For better or worse, IMO we have “good” surface data stretching back at most 35 years, “adequate” surface data going back maybe 60 years, adequate data on certain reasonably globally distributed locations stretching back another 50 or so years, and then we hit the 19th century and all bets are off — Anarctica, China, Siberia, Australia, Tibet, much of Africa, large chunks of North and South America all terra incognita, the oceans miserably sampled with terrible instrumentation and practice in tiny stretches near the shipping lanes. Global Temperature in the 1600s? We have at best a guess — we are pretty sure Europe was cold, and we have enough evidence that the planet itself was pretty cold then to name it the LIA with some confidence as being a Lot Colder than Today, but was it 1C colder? 2C colder? 3C colder? That’s really difficult to say. Maybe it was a time of Antarctic thaw and Arctic freeze, just as the Arctic is generally warming and Antarctica cooling at the moment. Maybe Africa was having horrendous heat waves. Maybe ENSO was stoking up half of the world’s oceans, even as major continents were cooling. The problem is that we just don’t know, and probably can’t know.
rgb

mbur
March 3, 2014 11:02 am

rgbatduke says: “,…”
I agree with your comment. and many other comments i have read from you.
My thing has been this: if some study into the past, finds that some time (approx 4000 yrs ago this study) in the past some event has occured that if it happens now that it’s somehow change. It seems to me that unprecedented climatic events have all happened before.
Thanks to WUWT for the interesting articles and for the opportunity to add my virtual cents.
I think my mom taught me to be polite.

rgbatduke
March 3, 2014 11:49 am

the belt from Spain to Egypt, to West Asia and Pakistan….. After all major cosmic impacts,
of which we identified 14, temps went down in a spike, with a simultaneous aridification
period lasting exactly to bottom of the temp drop spike and immediately turning into a good precipitation period for the following centuries of the temp rebounce period.

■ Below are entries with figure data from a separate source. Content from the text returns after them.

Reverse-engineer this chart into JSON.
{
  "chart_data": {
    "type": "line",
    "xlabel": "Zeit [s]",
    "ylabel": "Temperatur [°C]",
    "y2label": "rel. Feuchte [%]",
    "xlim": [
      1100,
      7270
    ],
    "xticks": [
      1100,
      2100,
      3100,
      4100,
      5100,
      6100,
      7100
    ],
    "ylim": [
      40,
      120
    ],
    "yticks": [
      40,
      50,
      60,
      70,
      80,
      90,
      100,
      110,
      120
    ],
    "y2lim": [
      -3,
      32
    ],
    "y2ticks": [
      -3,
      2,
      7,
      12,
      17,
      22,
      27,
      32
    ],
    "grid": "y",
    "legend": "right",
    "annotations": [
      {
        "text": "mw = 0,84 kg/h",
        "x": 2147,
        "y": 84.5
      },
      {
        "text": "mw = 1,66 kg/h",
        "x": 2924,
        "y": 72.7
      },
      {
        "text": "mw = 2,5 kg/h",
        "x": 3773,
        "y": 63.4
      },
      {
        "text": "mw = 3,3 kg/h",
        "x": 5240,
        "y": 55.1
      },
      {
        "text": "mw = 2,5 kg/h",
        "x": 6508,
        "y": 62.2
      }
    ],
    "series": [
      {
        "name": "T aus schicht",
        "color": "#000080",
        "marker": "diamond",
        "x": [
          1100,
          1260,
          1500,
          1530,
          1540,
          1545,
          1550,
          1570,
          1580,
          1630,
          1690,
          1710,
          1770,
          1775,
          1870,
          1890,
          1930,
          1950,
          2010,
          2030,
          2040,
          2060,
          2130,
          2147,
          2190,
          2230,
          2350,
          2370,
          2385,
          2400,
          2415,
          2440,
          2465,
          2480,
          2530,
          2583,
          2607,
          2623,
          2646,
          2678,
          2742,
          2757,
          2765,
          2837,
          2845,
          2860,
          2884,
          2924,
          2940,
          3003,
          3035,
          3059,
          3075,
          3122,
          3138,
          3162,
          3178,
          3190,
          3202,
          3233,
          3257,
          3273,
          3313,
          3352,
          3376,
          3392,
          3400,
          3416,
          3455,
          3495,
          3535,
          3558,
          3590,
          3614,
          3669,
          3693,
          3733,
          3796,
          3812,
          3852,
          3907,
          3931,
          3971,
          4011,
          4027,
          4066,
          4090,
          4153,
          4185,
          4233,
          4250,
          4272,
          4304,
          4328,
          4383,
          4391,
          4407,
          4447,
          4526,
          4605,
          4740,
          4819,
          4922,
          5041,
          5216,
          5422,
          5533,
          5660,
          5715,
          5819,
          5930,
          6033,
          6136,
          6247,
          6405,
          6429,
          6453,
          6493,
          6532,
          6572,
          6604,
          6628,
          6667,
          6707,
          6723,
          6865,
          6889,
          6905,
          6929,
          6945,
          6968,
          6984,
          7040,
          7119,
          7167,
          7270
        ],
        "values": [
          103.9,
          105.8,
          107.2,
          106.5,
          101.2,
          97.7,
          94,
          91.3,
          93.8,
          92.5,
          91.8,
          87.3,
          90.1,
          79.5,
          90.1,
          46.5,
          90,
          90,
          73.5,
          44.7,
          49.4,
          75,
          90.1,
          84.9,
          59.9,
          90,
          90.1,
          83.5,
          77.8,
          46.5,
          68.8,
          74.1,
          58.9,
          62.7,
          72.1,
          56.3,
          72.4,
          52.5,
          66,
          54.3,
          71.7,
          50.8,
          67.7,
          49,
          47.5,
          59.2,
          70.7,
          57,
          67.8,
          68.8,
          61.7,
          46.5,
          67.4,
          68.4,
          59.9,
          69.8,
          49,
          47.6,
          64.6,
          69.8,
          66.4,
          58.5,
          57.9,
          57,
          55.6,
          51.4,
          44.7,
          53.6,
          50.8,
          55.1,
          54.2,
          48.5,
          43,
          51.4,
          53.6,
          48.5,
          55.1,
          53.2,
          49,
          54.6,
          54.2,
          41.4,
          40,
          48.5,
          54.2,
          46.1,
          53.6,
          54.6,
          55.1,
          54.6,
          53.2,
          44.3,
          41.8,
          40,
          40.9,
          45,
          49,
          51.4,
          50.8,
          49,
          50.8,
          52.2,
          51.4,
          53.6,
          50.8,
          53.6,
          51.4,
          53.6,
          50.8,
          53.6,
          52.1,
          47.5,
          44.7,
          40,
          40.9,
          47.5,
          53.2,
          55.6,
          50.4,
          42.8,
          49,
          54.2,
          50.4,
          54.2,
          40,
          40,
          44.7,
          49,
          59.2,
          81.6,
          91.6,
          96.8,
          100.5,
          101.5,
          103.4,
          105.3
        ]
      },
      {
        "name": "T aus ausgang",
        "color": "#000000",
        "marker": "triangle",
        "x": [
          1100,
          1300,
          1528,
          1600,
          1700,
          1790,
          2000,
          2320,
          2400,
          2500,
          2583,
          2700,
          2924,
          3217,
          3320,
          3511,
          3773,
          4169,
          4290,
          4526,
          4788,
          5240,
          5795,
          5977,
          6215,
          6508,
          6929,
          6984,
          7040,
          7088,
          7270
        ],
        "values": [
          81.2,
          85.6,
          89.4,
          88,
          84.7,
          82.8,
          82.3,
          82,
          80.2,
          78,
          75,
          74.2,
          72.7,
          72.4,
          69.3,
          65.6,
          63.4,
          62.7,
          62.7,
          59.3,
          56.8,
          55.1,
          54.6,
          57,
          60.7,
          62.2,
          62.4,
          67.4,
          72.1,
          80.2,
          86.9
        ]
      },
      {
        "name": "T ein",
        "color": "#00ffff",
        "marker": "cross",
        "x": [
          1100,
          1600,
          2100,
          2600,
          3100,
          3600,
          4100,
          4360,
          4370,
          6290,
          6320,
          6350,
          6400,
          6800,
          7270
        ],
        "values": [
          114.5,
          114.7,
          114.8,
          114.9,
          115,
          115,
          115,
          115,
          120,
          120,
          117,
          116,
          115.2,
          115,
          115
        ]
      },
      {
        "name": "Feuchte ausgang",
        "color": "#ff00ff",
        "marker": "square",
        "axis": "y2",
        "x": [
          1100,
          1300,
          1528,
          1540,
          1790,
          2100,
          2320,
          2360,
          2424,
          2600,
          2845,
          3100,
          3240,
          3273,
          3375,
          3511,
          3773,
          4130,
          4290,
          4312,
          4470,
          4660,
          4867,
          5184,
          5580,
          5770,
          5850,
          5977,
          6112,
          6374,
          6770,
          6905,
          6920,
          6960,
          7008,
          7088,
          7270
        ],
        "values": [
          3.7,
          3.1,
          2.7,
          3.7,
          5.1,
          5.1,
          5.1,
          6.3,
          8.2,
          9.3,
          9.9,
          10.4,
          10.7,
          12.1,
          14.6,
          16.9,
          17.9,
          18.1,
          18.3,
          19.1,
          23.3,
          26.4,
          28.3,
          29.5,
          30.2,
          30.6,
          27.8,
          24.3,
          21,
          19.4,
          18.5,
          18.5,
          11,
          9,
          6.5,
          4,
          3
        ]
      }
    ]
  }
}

So, was there a cosmic impact that precipitated the LIA? In the 16th century, most of the world was unknown to western civilization, and an oceanic impact or continental impact in many of the world’s continents might have gone unnoticed.
I have read no really good explanations for the LIA, which is the coldest single stretch in the entire Holocene post YD, although there was a similar scale dip around 9000 years BP. Also, while we have some good modern-era reason to think that there are climate bobbles associated with major volcanism, e.g. Tambora or Krakatoa, we lack information on such events before the 17th century for most of the globe. Their effect seems not to be century-scale persistent, although Tambora was a significant explosion no matter how you slice it, certainly comparable to all but a truly significant asteroid strike. What explains the long lasting effects of an asteroid compared to e.g. Tambora, which pulverized something like 16 cubic miles of rock?